Sunday, June 23, 2013

Rumanian Jews.

New York Times 100 years ago today, June 23, 1913:
    M. Clemenceau, with the zeal and energy on which years seem to have no effect, has taken up the cause of the Rumanian Jews. As the influence of France can be brought to bear directly on the signatories of the Berlin treaty, which Rumania has for years persistently violated, and as the voice of M. Clemenceau is one to which French Ministers do well to listen, it may be that something really will be done in the matter.
    The case is very simple. The treaty of Berlin required, in substance, that the Jews in Rumania, being subjected to the obligations of citizenship, and meeting these loyally, should have equal rights with other citizens. Not even the most rabid anti-Semite will assert that the Jews of Rumania have not performed all their duties. They are, as a class, law-abiding, industrious, self-supporting, and, in the army, have been faithful soldiers. Yet, with the exception of a few for whom special laws have been passed and of those in Dobrondja and Silistria, they are treated as foreigners. As M. Clemenceau says:
    They are foreigners, although they, belong to no other nation and can claim no protection from any other Power, thus forming an international monstrosity by having no country.
    The Jewish Rumanian soldier who shed his blood on the field of battle is not allowed to enter a workshop, because he is a foreigner. His children are not admitted to school, because they are also foreigners.

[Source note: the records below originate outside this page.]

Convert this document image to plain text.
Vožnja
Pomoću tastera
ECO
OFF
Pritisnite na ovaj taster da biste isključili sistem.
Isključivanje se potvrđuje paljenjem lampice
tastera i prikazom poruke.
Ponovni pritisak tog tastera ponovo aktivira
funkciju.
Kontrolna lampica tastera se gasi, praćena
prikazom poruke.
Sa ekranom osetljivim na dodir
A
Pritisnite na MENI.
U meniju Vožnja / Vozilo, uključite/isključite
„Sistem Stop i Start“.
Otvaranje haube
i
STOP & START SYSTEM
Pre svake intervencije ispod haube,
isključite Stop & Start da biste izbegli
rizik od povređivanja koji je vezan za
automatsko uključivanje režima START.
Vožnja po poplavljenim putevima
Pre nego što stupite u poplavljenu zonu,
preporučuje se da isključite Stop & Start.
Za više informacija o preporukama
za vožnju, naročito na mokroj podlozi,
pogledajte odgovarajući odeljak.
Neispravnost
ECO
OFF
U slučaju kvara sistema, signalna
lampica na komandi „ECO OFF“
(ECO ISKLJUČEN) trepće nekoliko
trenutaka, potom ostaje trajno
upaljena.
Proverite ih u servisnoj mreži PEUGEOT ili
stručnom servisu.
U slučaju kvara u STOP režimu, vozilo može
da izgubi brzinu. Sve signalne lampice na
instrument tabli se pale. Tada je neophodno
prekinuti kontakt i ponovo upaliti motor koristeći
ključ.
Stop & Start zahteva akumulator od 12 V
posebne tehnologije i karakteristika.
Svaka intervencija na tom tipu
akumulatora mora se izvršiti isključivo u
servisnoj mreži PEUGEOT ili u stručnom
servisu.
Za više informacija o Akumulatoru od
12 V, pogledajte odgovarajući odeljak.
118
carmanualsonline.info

    The United States is not a party to the treaties which Rumania has so long scouted, but it has a light to use what influence it can upon the public opinion of the world to induce action that shall right this obvious and long-continued wrong. A strong organization for that purpose has just been formed. Men of all parties and of various forms of religious belief, Catholics, Protestants, Jews, are joining it. The immediate objective will be, of course, to secure action by the Governments which are parties to the treaty of Berlin, and to this the vigorous arguments and appeals of M. Clemenceau are sure to contribute.